Former Bank Director Loses Benefit Cutoff Challenge

April 13, 2006 (PLANSPONSOR.com) - A federal judge in Illinois has ruled that a bank director was, in fact, a bank employee so he was prohibited from working for a competing bank.

US District Judge Charles Ronald Norgle of the US District Court for the Northern District of Illinois issued the ruling in a lawsuit by plaintiff James Hearns against Interstate Bank over Interstate’s decision to remove the retired employee as a director and cut off the annual $96,000 retirement benefits it had agreed to pay as long as Hearns would not compete with Interstate while in its “active employ,” BNA reported.

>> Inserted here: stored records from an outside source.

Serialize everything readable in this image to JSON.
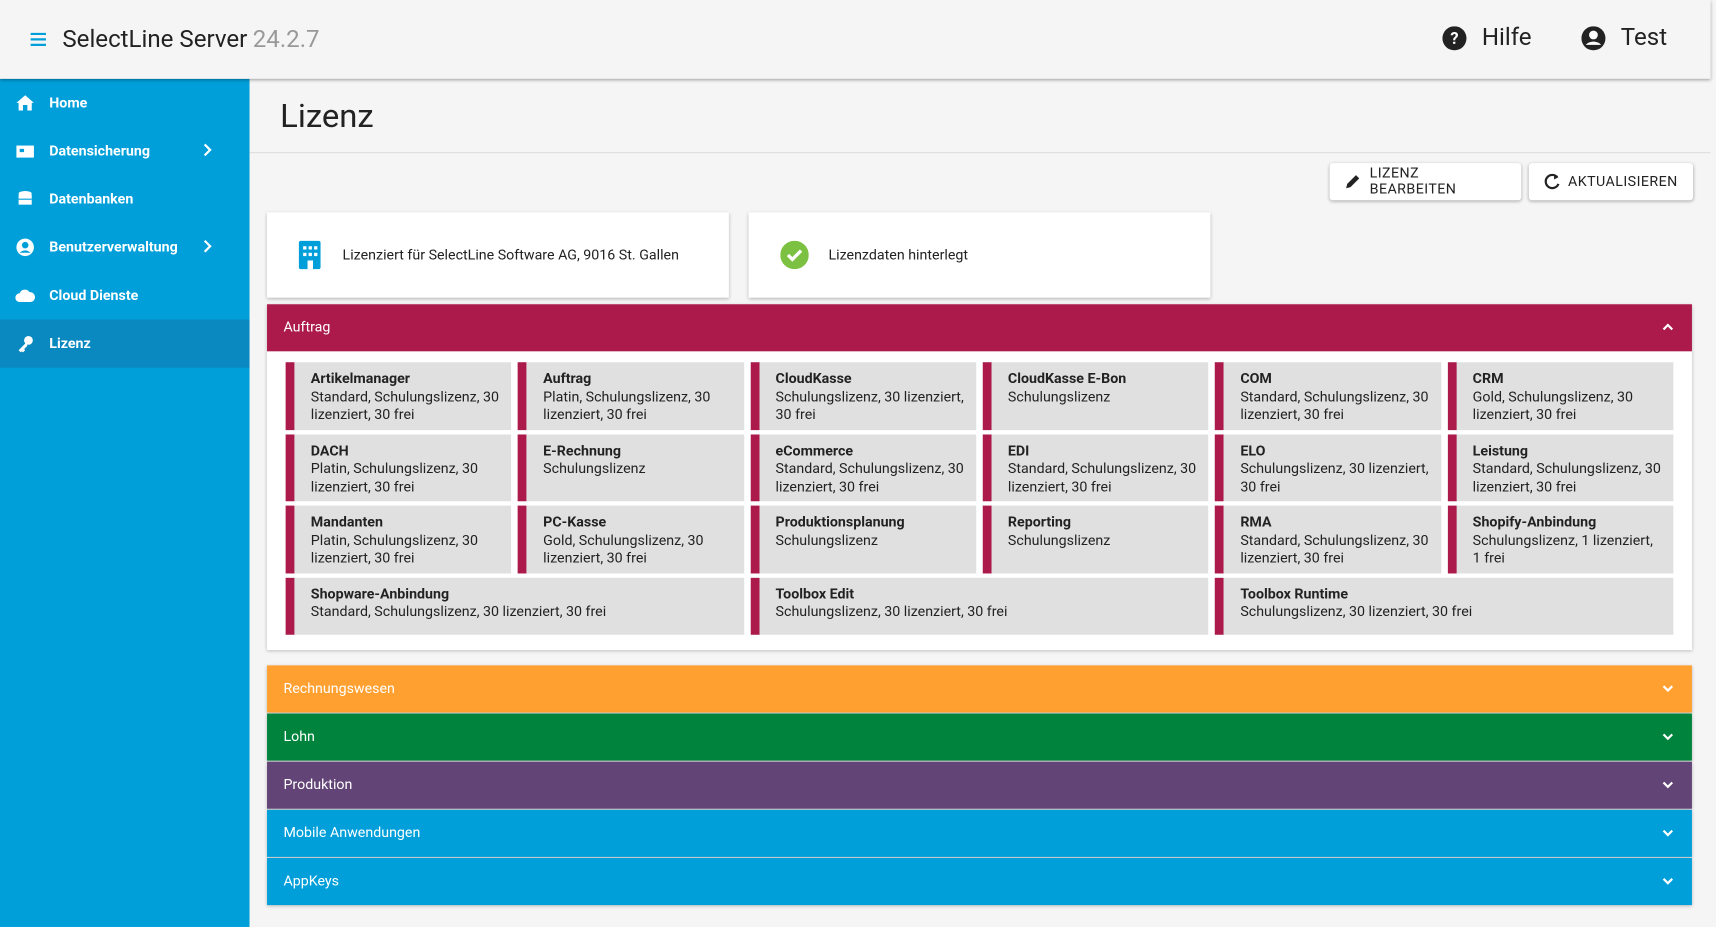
{
  "header": {
    "title": "SelectLine Server",
    "version": "24.2.7",
    "help": "Hilfe",
    "user": "Test"
  },
  "sidebar": [
    {
      "label": "Home"
    },
    {
      "label": "Datensicherung"
    },
    {
      "label": "Datenbanken"
    },
    {
      "label": "Benutzerverwaltung"
    },
    {
      "label": "Cloud Dienste"
    },
    {
      "label": "Lizenz"
    }
  ],
  "page": {
    "title": "Lizenz",
    "buttons": [
      "LIZENZ BEARBEITEN",
      "AKTUALISIEREN"
    ],
    "cards": [
      "Lizenziert für SelectLine Software AG, 9016 St. Gallen",
      "Lizenzdaten hinterlegt"
    ]
  },
  "sections": [
    {
      "name": "Auftrag",
      "color": "#ab1a4a",
      "rows": [
        [
          {
            "name": "Artikelmanager",
            "desc": "Standard, Schulungslizenz, 30 lizenziert, 30 frei"
          },
          {
            "name": "Auftrag",
            "desc": "Platin, Schulungslizenz, 30 lizenziert, 30 frei"
          },
          {
            "name": "CloudKasse",
            "desc": "Schulungslizenz, 30 lizenziert, 30 frei"
          },
          {
            "name": "CloudKasse E-Bon",
            "desc": "Schulungslizenz"
          },
          {
            "name": "COM",
            "desc": "Standard, Schulungslizenz, 30 lizenziert, 30 frei"
          },
          {
            "name": "CRM",
            "desc": "Gold, Schulungslizenz, 30 lizenziert, 30 frei"
          }
        ],
        [
          {
            "name": "DACH",
            "desc": "Platin, Schulungslizenz, 30 lizenziert, 30 frei"
          },
          {
            "name": "E-Rechnung",
            "desc": "Schulungslizenz"
          },
          {
            "name": "eCommerce",
            "desc": "Standard, Schulungslizenz, 30 lizenziert, 30 frei"
          },
          {
            "name": "EDI",
            "desc": "Standard, Schulungslizenz, 30 lizenziert, 30 frei"
          },
          {
            "name": "ELO",
            "desc": "Schulungslizenz, 30 lizenziert, 30 frei"
          },
          {
            "name": "Leistung",
            "desc": "Standard, Schulungslizenz, 30 lizenziert, 30 frei"
          }
        ],
        [
          {
            "name": "Mandanten",
            "desc": "Platin, Schulungslizenz, 30 lizenziert, 30 frei"
          },
          {
            "name": "PC-Kasse",
            "desc": "Gold, Schulungslizenz, 30 lizenziert, 30 frei"
          },
          {
            "name": "Produktionsplanung",
            "desc": "Schulungslizenz"
          },
          {
            "name": "Reporting",
            "desc": "Schulungslizenz"
          },
          {
            "name": "RMA",
            "desc": "Standard, Schulungslizenz, 30 lizenziert, 30 frei"
          },
          {
            "name": "Shopify-Anbindung",
            "desc": "Schulungslizenz, 1 lizenziert, 1 frei"
          }
        ],
        [
          {
            "name": "Shopware-Anbindung",
            "desc": "Standard, Schulungslizenz, 30 lizenziert, 30 frei"
          },
          {
            "name": "Toolbox Edit",
            "desc": "Schulungslizenz, 30 lizenziert, 30 frei"
          },
          {
            "name": "Toolbox Runtime",
            "desc": "Schulungslizenz, 30 lizenziert, 30 frei"
          }
        ]
      ]
    },
    {
      "name": "Rechnungswesen",
      "color": "#ffa030"
    },
    {
      "name": "Lohn",
      "color": "#00843d"
    },
    {
      "name": "Produktion",
      "color": "#624476"
    },
    {
      "name": "Mobile Anwendungen",
      "color": "#009fda"
    },
    {
      "name": "AppKeys",
      "color": "#009fda"
    }
  ]
}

Norgle turned away arguments advanced by Hearns that Interstate breached its retirement benefits contract by failing to continue his retirement payments. Hearns insisted that when acting as Interstate Bank’s director, he was not an employee under the common law definition of the term and did not violate the anti-competition clause in his retirement benefits agreement with Interstate.

Applying state contract law, Norgle found that the contract unambiguously provided that Hearns was employed by Interstate Bank. In support of its finding, the court said it was clear from contractual language that the parties contemplated that Hearns’s activities as director of Interstate Bank would constitute his employment by Interstate Bank.

Since Hearns participated in the formation of a competing bank while employed by Interstate Bank, there was no question that Hearns violated the anti-competition clause of the contract, Norgle said. Such conduct constituted a material breach of the contract, and justified Interstate Bank’s refusal to perform its contractual duties, Norgle said.

The case is Hearns v. Interstate Bank, N.D. Ill., No. 05 C 175, 3/31/06.